The digitised photos can be viewed on the Indiana University website.


Through funding by the Africana Librarians Council, four part-time conservation technicians cleaned and removed photographs from albums that were damp or damaged by mould or water. They preserved the record of each original album, as well as any other captions and identifying information.

Digital scanning of the photographs began in July 2008. Ongoing assessment of the remaining photographs identified many duplicates or photographs that were in such faded or deteriorated condition that they could not be successfully scanned. By November 2010 all scanning was completed, yielding a total 5,549 digital files.

The time-consuming process of creating the descriptive and technical metadata required for effective cataloguing, indexed searches, and displays delayed the project’s completion. Interviews included four ninety-minute sessions with a group of President Tubman’s adult children as well as similar interviews with Liberians whose parents, friends, and relatives are seen in many of the photographs of official events. Though timeconsuming to collect and input, the data collected was rich in detail and context.

The original prints in the Tubman Photography Collection are stored in the climate-controlled vault of the Indiana University Archives of Traditional Music, per the agreement signed for the Tubman papers and photographs collected in Liberia and transported to Indiana University-Bloomington for conservation, archival processing and digitization (see EAP027). Also in keeping with the agreement with the Tubman family and the Liberian Center for National Documents and Records Agency (CNDRA), the materials will be returned to the Liberian National Archives by 2013 when CNDRA has rehabilitated the building for proper storage and public access. While at Indiana University, the materials are impounded and not accessible to anyone. Once returned to Liberia, CNDRA will determine the access policy in consultation with the Tubman family, taking into account that the photographs (EAP139) and papers (EAP027) will be available on the internet as well as on the CNDRA Reading Room local area network.

Digitised copies of the EAP139 Tubman photographs have been deposited with the British Library’s Endangered Archives Programme for public access through the EAP website and Britsh Library Reading Rooms.
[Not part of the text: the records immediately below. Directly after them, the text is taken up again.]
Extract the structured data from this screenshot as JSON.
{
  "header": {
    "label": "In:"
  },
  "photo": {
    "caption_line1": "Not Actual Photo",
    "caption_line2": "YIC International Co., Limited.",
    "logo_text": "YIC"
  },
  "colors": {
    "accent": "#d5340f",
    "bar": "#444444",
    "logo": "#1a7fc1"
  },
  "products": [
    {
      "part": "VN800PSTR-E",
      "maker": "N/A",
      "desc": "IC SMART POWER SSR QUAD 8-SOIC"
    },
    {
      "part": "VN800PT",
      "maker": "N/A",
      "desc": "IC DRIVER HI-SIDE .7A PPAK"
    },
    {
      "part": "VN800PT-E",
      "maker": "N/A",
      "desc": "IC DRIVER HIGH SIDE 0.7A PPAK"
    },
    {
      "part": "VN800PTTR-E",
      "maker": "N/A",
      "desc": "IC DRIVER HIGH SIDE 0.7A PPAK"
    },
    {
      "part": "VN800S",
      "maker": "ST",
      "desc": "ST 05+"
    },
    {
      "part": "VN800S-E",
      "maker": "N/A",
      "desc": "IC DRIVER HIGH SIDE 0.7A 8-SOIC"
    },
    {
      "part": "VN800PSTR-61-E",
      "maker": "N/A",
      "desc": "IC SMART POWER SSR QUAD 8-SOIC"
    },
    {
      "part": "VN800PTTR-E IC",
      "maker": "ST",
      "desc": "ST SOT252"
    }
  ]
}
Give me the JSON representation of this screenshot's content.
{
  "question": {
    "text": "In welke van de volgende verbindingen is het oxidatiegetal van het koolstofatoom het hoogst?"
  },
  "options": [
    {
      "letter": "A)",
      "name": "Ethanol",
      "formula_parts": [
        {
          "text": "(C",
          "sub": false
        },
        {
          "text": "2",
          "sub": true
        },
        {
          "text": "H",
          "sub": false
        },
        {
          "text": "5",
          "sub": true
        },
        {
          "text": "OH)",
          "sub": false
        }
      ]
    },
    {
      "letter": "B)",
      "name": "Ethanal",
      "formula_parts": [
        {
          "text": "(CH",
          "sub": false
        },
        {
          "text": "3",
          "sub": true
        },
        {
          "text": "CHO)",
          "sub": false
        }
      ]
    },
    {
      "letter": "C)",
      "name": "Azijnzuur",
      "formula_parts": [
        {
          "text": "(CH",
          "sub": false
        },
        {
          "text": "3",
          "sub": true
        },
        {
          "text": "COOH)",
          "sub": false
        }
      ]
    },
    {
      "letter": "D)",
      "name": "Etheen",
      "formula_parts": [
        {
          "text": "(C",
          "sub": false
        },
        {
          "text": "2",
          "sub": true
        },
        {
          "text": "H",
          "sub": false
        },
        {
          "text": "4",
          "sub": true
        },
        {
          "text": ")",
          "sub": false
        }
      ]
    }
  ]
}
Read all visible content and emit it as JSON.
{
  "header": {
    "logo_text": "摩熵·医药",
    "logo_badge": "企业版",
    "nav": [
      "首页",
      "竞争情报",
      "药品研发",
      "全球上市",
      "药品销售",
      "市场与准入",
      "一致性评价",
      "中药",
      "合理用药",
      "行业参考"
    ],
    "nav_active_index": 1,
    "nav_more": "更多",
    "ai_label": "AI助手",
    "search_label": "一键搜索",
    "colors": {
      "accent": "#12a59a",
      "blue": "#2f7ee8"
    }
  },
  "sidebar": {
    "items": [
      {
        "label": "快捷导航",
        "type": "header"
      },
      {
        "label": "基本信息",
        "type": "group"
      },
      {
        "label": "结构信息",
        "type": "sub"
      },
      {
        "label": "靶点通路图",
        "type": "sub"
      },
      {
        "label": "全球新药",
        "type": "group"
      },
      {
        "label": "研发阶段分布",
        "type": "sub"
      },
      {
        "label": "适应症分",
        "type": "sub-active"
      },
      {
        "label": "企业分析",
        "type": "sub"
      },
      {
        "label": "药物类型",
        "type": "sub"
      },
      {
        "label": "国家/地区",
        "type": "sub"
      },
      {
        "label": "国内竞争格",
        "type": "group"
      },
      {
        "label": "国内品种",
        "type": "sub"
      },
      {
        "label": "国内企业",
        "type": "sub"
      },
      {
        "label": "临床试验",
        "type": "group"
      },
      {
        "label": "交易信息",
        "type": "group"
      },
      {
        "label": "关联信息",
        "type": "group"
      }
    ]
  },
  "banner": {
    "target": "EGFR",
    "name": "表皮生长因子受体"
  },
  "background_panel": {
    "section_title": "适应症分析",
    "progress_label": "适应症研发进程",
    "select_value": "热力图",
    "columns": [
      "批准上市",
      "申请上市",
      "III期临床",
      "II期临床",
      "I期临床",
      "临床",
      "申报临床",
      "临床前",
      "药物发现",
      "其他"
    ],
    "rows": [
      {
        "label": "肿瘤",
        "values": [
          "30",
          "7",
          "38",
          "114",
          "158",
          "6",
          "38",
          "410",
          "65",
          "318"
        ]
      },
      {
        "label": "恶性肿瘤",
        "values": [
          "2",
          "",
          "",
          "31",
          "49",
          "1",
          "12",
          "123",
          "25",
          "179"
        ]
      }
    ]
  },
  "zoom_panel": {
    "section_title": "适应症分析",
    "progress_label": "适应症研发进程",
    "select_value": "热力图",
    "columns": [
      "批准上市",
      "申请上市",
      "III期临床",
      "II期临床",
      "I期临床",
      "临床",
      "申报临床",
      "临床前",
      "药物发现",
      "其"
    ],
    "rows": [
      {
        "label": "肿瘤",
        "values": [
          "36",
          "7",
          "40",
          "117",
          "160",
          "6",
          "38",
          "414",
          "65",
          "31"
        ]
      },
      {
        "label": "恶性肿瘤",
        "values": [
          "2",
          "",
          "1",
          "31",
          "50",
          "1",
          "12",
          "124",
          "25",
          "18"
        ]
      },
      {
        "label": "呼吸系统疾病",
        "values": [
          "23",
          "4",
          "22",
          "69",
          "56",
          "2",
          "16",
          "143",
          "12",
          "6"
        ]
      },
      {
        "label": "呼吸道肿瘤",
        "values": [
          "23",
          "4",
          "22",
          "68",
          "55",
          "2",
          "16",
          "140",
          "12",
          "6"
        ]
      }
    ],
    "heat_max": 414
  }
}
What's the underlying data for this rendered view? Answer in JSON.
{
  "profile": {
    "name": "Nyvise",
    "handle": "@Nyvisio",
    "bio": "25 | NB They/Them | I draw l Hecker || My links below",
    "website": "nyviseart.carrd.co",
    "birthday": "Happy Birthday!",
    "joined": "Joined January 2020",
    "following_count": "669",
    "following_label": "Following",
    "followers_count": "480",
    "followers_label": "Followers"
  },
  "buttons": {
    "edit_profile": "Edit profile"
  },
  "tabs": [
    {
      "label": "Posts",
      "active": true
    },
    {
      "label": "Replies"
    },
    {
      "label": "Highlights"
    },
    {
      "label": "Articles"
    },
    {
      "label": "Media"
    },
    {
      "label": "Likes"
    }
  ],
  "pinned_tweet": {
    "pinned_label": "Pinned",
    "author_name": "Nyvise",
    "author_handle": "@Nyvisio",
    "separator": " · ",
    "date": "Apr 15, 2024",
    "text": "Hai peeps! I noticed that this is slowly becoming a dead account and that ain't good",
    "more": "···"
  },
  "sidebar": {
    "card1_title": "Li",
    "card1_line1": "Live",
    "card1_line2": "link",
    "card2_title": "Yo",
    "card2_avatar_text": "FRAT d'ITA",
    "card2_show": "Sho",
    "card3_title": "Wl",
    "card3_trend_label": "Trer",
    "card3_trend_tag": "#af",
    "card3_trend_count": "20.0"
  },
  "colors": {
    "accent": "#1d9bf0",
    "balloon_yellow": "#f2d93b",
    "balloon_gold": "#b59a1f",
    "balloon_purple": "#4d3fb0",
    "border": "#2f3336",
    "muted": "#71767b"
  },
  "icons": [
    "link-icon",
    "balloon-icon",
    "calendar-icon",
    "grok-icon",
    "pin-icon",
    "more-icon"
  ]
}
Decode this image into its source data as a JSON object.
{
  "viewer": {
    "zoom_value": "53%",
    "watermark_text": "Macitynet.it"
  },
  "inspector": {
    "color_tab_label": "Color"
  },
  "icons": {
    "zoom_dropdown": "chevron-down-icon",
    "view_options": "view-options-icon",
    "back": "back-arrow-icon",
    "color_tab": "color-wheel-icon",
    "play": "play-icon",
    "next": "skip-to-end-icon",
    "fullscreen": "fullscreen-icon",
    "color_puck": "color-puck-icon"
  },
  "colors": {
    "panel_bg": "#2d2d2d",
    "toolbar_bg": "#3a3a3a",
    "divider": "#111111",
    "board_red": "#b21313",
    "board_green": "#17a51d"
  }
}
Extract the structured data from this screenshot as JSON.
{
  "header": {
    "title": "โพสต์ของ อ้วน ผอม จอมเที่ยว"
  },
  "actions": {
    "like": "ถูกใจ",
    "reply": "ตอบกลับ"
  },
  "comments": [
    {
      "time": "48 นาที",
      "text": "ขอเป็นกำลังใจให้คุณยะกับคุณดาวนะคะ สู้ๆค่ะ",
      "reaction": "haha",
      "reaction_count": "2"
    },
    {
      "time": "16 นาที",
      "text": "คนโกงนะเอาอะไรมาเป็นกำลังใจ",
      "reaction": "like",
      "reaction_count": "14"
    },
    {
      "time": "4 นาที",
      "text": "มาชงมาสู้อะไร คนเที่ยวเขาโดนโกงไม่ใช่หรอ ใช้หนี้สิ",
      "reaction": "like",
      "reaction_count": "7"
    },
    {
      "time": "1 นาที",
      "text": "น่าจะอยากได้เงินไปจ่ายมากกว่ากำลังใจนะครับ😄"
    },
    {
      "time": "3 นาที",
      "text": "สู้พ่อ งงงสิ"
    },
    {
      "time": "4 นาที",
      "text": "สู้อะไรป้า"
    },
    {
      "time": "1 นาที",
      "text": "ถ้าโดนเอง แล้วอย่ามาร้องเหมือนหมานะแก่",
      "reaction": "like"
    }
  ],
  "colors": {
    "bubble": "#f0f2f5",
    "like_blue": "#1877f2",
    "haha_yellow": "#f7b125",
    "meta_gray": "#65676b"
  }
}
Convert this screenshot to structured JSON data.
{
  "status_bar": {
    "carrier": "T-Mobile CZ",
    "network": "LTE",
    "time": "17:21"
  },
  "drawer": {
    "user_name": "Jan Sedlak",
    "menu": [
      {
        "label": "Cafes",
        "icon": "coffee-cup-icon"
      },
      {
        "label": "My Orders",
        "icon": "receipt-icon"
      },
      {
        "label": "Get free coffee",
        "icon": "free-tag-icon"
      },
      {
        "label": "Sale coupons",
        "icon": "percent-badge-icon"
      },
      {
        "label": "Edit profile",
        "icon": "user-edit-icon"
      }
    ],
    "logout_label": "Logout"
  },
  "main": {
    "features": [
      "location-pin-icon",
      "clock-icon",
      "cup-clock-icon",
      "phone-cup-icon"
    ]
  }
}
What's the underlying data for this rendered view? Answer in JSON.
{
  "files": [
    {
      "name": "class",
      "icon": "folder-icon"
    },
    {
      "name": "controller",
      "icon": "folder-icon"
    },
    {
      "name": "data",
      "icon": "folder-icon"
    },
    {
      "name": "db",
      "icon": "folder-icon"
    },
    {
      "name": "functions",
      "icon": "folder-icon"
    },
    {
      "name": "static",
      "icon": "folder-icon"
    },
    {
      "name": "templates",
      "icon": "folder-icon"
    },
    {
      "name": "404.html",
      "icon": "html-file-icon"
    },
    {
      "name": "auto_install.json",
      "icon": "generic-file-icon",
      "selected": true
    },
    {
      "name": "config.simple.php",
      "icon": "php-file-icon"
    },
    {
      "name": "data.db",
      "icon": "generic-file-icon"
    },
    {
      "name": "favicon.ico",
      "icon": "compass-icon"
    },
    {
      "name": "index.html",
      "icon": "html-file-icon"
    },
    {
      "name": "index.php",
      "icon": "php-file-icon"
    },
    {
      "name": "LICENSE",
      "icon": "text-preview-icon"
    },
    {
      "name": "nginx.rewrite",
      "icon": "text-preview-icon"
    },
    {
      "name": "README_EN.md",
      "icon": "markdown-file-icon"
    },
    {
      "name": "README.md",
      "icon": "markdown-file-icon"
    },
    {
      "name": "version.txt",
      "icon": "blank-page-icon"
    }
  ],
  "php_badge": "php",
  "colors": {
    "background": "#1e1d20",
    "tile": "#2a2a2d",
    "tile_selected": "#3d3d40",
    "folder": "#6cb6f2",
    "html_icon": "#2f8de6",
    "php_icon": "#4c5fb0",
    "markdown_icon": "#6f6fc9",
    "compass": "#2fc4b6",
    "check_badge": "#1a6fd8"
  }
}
Digitised copies of the EAP139 Tubman photographs are also publically accessible on the Indiana University Image Collections Online website.

DVDs of standard resolution jpeg images have been presented to the Tubman Family for their own use and distribution. Using Greenstone Digital Library software and jpeg files, DVDs of the Tubman Photography Collection will be distributed to CNDRA, University of Liberia, Cuttington University and the William V.S. Tubman High School (Monrovia) for use in their reading rooms and libraries. Because of recent achievements in broadband connectivity via the ACE fiber-optic cable (African Cable from Europe), the Tubman Photography Collections published on the Endangered Archives Programme and Indiana University websites will be directly accessible online in Liberia.

A significant result of the EAP139 project is the flexible and comprehensive public accessibility of the 5,500 images in the Tubman Photography Collection: viewable in thumbnail form and searchable through key words, with many photographs having rich descriptive and technical data. Uses go well beyond simple illustration for texts and articles, with clusters of photographs revealing the dynamics of important events, such as inaugurations and international diplomatic trips, as well as the key people involved on each occasion. The thirty-year plus time span of the collection offers rich comparative opportunities.